The exercise in my textbook states
You are given that $$I_n=\int^1_0{x(1-2x^4)^n}dx$$
Show that $$I_n=\frac{(-1)^n}{4n +2} + \frac{2n}{2n+1}I_{n-1}$$
I have started out by splitting the power
$$\int^1_0{x(1-2x^4)^n}dx=\int^1_0{x(1-2x^4)(1-2x^4)^{n-1}}dx$$
$$\int^1_0{x(1-2x^4)^{n-1}}dx + \int^1_0{-2x^4(1-2x^4)^{n-1}}dx$$
$$I_n=I_{n-1} + \int^1_0{-2x^5(1-2x^4)^{n-1}}dx$$
Then setting up the second integral for integration by parts
$$ I_n=I_{n-1} + \frac{1}{2}\int^1_0{x^2*-4x^3(1-2x^4)^{n-1}}dx $$
Differentiating $x^2$ and integrating $-4x^3(1-2x^4)^{n-1}$
$$I_n=I_{n-1} + \frac{1}{2}\left(\left[\frac{x^2(1-2x^4)}{n}\right]^1_0 -\frac{2}{n}\int^1_0{x(1-2x^4)^n}dx\right)$$
Evaluating $\left[\frac{x^2(1-2x^4)}{n}\right]^1_0$
$$I_n=I_{n-1} + \frac{1}{2}\left(\frac{(-1)^n}{n} -\frac{2}{n}I_n \right)$$
Collecting like terms
$$I_n=I_{n-1} +\frac{(-1)^n}{2n} -\frac{1}{n}I_n$$
$$I_n=\frac{1}{1+\frac{1}{n}}I_{n-1} + \frac{(-1)^n}{2n(1+\frac{1}{n})}$$
Simplifying the fractions
$$I_n=\frac{n}{1+n}I_{n-1} + \frac{(-1)^n}{2n+2}$$
However this is not equivelant to the expression in the question, have I messed up somewhere or missed something out?
Best Answer
Let $J = \int_{0}^{1}x^{5} (1 - 2x^{4})^{n-1} dx$.

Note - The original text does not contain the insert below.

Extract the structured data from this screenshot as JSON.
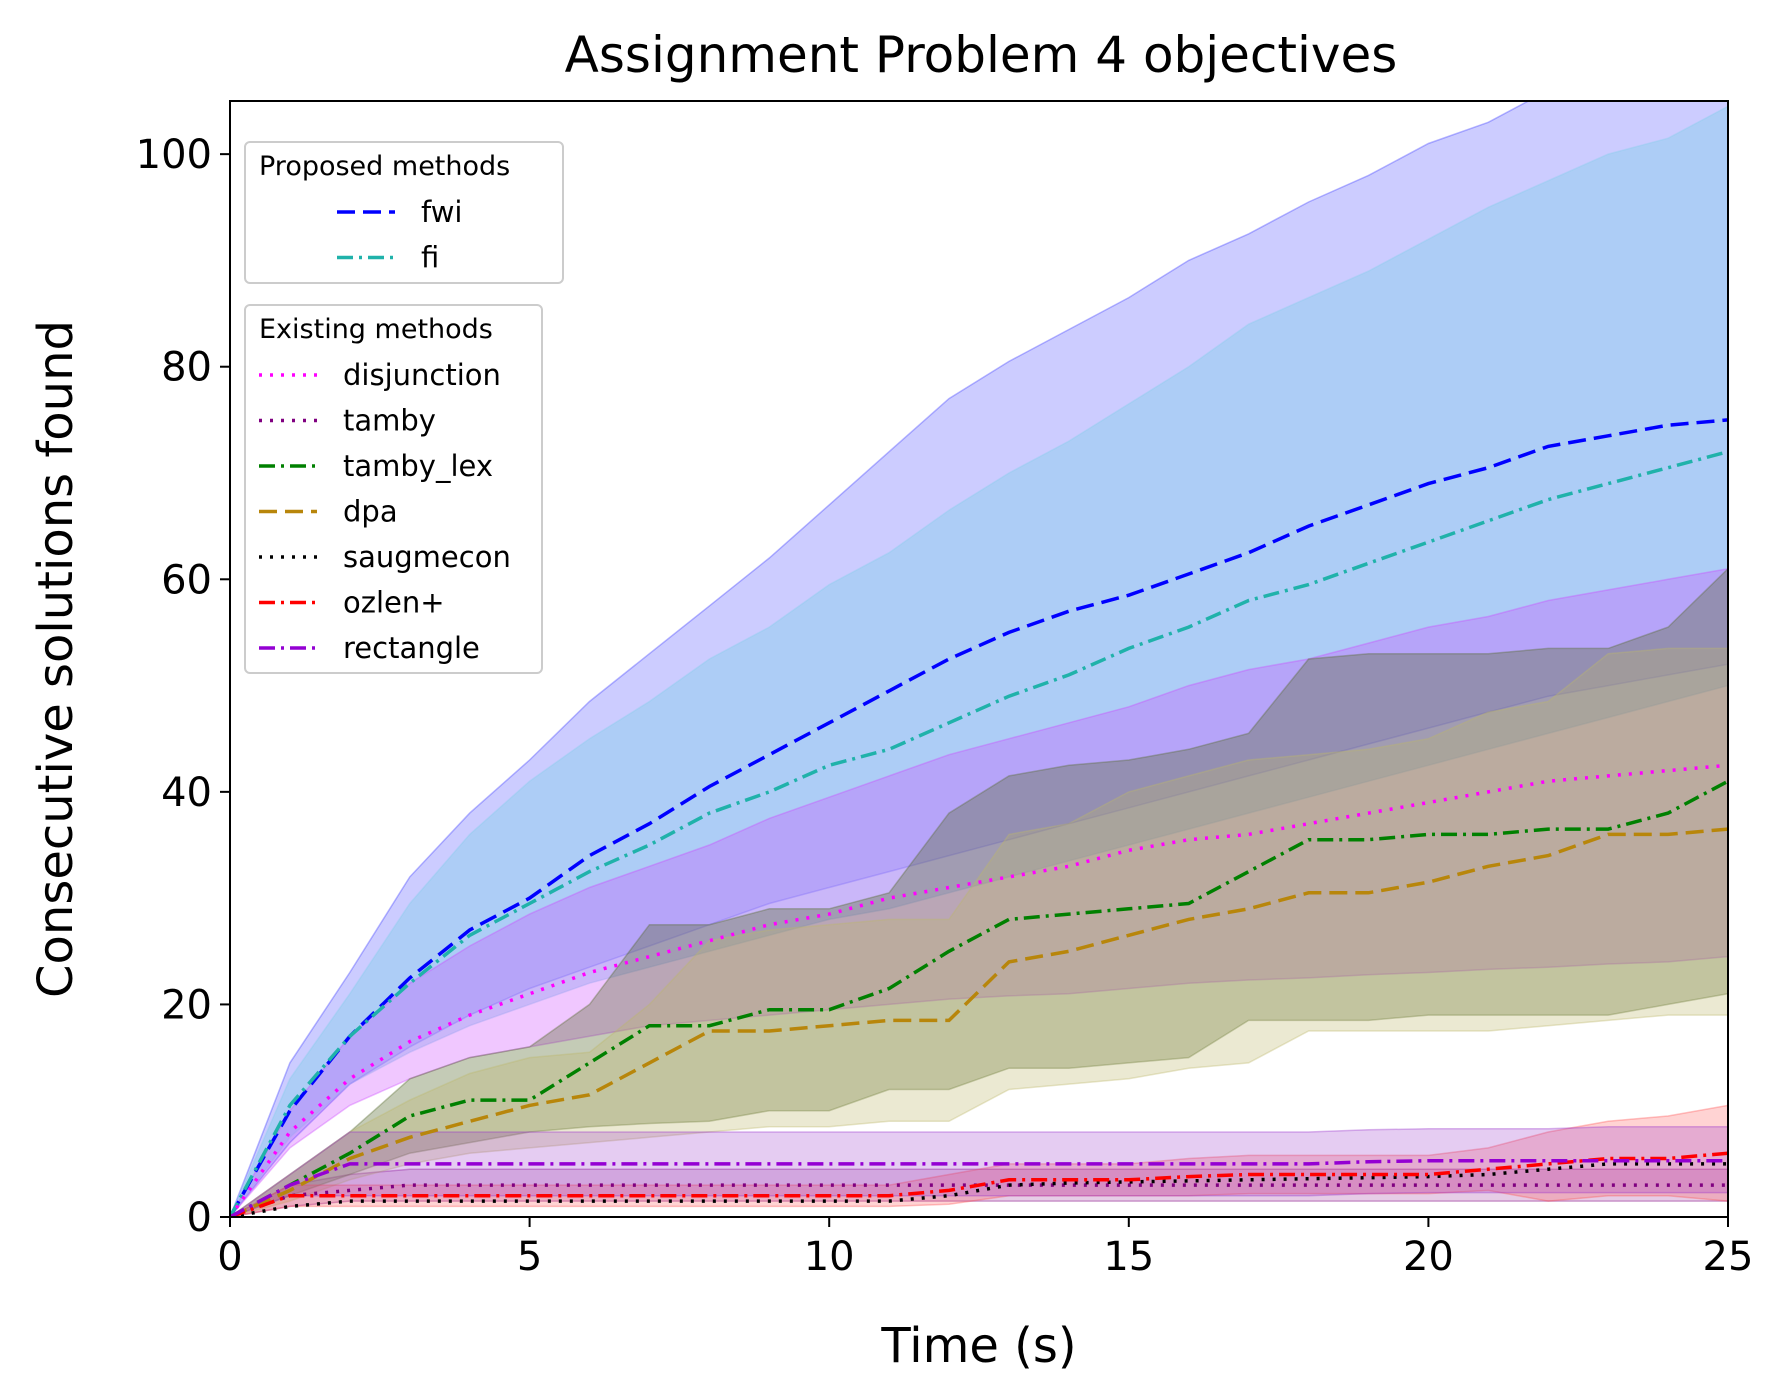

Integration by parts gives: $$I_n=\int^1_0{x(1-2x^4)^n}dx = \frac{(-1)^{n}}{2} + 4nJ$$.
Separating the integral as you have done gives:
$$I_n=\int^1_0{x(1-2x^4)^n}dx =\int^1_0{x(1-2x^4)(1-2x^4)^{n-1}}dx=I_{n-1} -2 J$$
Solving for $J$ in the first and substitute it into the second gives the desired reduction formula for $I_{n}$.